More recent developments in rotor hub and blade design have allowed the elimination of the rotor hinges and the production of so-called bearingless rotors. This advance has been largely made possible by the introduction of the fiber-reinforced resin-matrix materials, which allow the stiffness properties of the rotor blade root adjacent its attachment to the rotor hub to be adjusted to suit certain optimal and desired values. Rotors having these properties are characterized by being relatively flexible in the in-plane and normal-plane bending sense and relatively stiff about the other axes and senses of structural displacement. However, design advancement, even with this newer concept, has been curtailed by a tendancy of bearingless rotors to exhibit a effective or virtual hinge radial offset in excess of ten percent of the rotor radius.
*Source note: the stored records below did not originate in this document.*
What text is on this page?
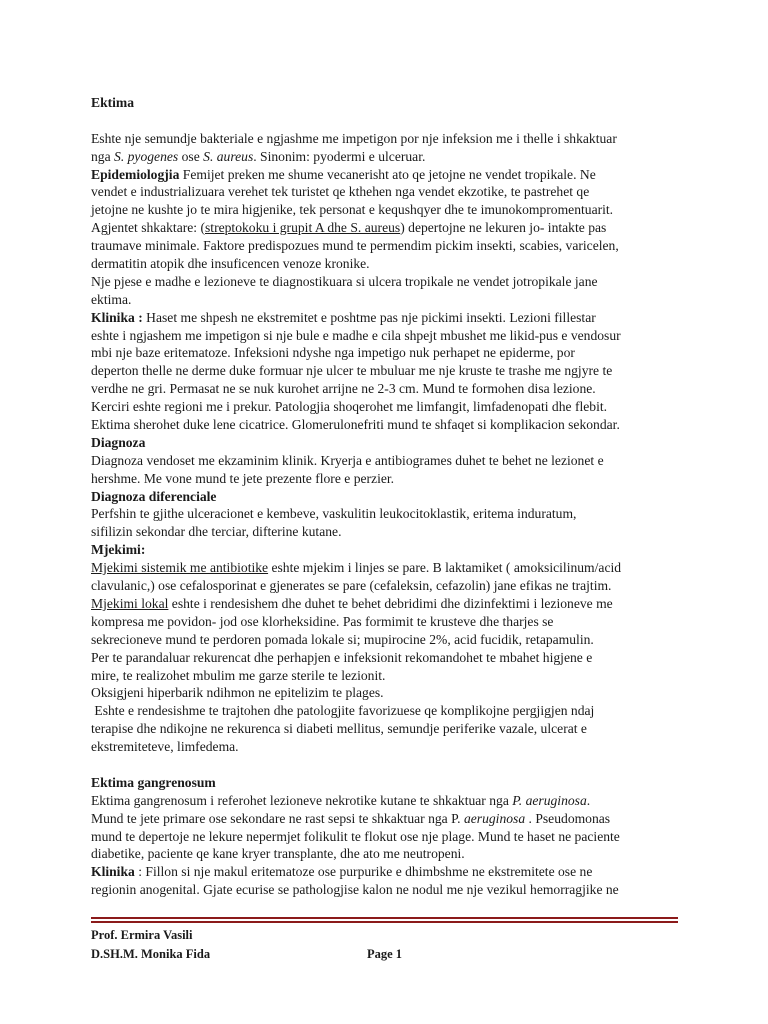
Ektima
Eshte nje semundje bakteriale e ngjashme me impetigon por nje infeksion me i thelle i shkaktuar
nga S. pyogenes ose S. aureus. Sinonim: pyodermi e ulceruar.
Epidemiologjia Femijet preken me shume vecanerisht ato qe jetojne ne vendet tropikale. Ne
vendet e industrializuara verehet tek turistet qe kthehen nga vendet ekzotike, te pastrehet qe
jetojne ne kushte jo te mira higjenike, tek personat e kequshqyer dhe te imunokompromentuarit.
Agjentet shkaktare: (streptokoku i grupit A dhe S. aureus) depertojne ne lekuren jo- intakte pas
traumave minimale. Faktore predispozues mund te permendim pickim insekti, scabies, varicelen,
dermatitin atopik dhe insuficencen venoze kronike.
Nje pjese e madhe e lezioneve te diagnostikuara si ulcera tropikale ne vendet jotropikale jane
ektima.
Klinika : Haset me shpesh ne ekstremitet e poshtme pas nje pickimi insekti. Lezioni fillestar
eshte i ngjashem me impetigon si nje bule e madhe e cila shpejt mbushet me likid-pus e vendosur
mbi nje baze eritematoze. Infeksioni ndyshe nga impetigo nuk perhapet ne epiderme, por
deperton thelle ne derme duke formuar nje ulcer te mbuluar me nje kruste te trashe me ngjyre te
verdhe ne gri. Permasat ne se nuk kurohet arrijne ne 2-3 cm. Mund te formohen disa lezione.
Kerciri eshte regioni me i prekur. Patologjia shoqerohet me limfangit, limfadenopati dhe flebit.
Ektima sherohet duke lene cicatrice. Glomerulonefriti mund te shfaqet si komplikacion sekondar.
Diagnoza
Diagnoza vendoset me ekzaminim klinik. Kryerja e antibiogrames duhet te behet ne lezionet e
hershme. Me vone mund te jete prezente flore e perzier.
Diagnoza diferenciale
Perfshin te gjithe ulceracionet e kembeve, vaskulitin leukocitoklastik, eritema induratum,
sifilizin sekondar dhe terciar, difterine kutane.
Mjekimi:
Mjekimi sistemik me antibiotike eshte mjekim i linjes se pare. B laktamiket ( amoksicilinum/acid
clavulanic,) ose cefalosporinat e gjenerates se pare (cefaleksin, cefazolin) jane efikas ne trajtim.
Mjekimi lokal eshte i rendesishem dhe duhet te behet debridimi dhe dizinfektimi i lezioneve me
kompresa me povidon- jod ose klorheksidine. Pas formimit te krusteve dhe tharjes se
sekrecioneve mund te perdoren pomada lokale si; mupirocine 2%, acid fucidik, retapamulin.
Per te parandaluar rekurencat dhe perhapjen e infeksionit rekomandohet te mbahet higjene e
mire, te realizohet mbulim me garze sterile te lezionit.
Oksigjeni hiperbarik ndihmon ne epitelizim te plages.
Eshte e rendesishme te trajtohen dhe patologjite favorizuese qe komplikojne pergjigjen ndaj
terapise dhe ndikojne ne rekurenca si diabeti mellitus, semundje periferike vazale, ulcerat e
ekstremiteteve, limfedema.
Ektima gangrenosum
Ektima gangrenosum i referohet lezioneve nekrotike kutane te shkaktuar nga P. aeruginosa.
Mund te jete primare ose sekondare ne rast sepsi te shkaktuar nga P. aeruginosa . Pseudomonas
mund te depertoje ne lekure nepermjet folikulit te flokut ose nje plage. Mund te haset ne paciente
diabetike, paciente qe kane kryer transplante, dhe ato me neutropeni.
Klinika : Fillon si nje makul eritematoze ose purpurike e dhimbshme ne ekstremitete ose ne
regionin anogenital. Gjate ecurise se pathologjise kalon ne nodul me nje vezikul hemorragjike ne
Prof. Ermira Vasili
D.SH.M. Monika Fida	Page 1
The hinge offset is virtual, only, because, since no actual hinge or bearing is employed, the flexible bending nature of the blade root produces a sharp gradient of bending rotation in the vicinity of the blade root. This gradient is so pronounced as to give the appearance and the operational effect of the conventional normal-plane and in-plane hinge bearings. The resulting ten percent hinge offset is realizable, furthermore, only by employing complicated shear bearings and other devices that tend to reduce the magnitude of the offset conventional rotor design has heretofore demonstrated to be optimal.
A second device, known as a "fixed shoe" provides a preferred inner contour to which the deflected rotor blade must conform, which contour produces the desired radial offset. The fixed shoe as well as shear bearings result in the addition of considerable complexity and high wear between the chafing surfaces of the bearing and between the outer surface of the blade root and the shoe contour. It was the original intent of eliminating hinge bearings to eliminate their associated design complexity and the concomitant fatigue difficulties that rubbing, fretting and chafing surfaces are well known to cause.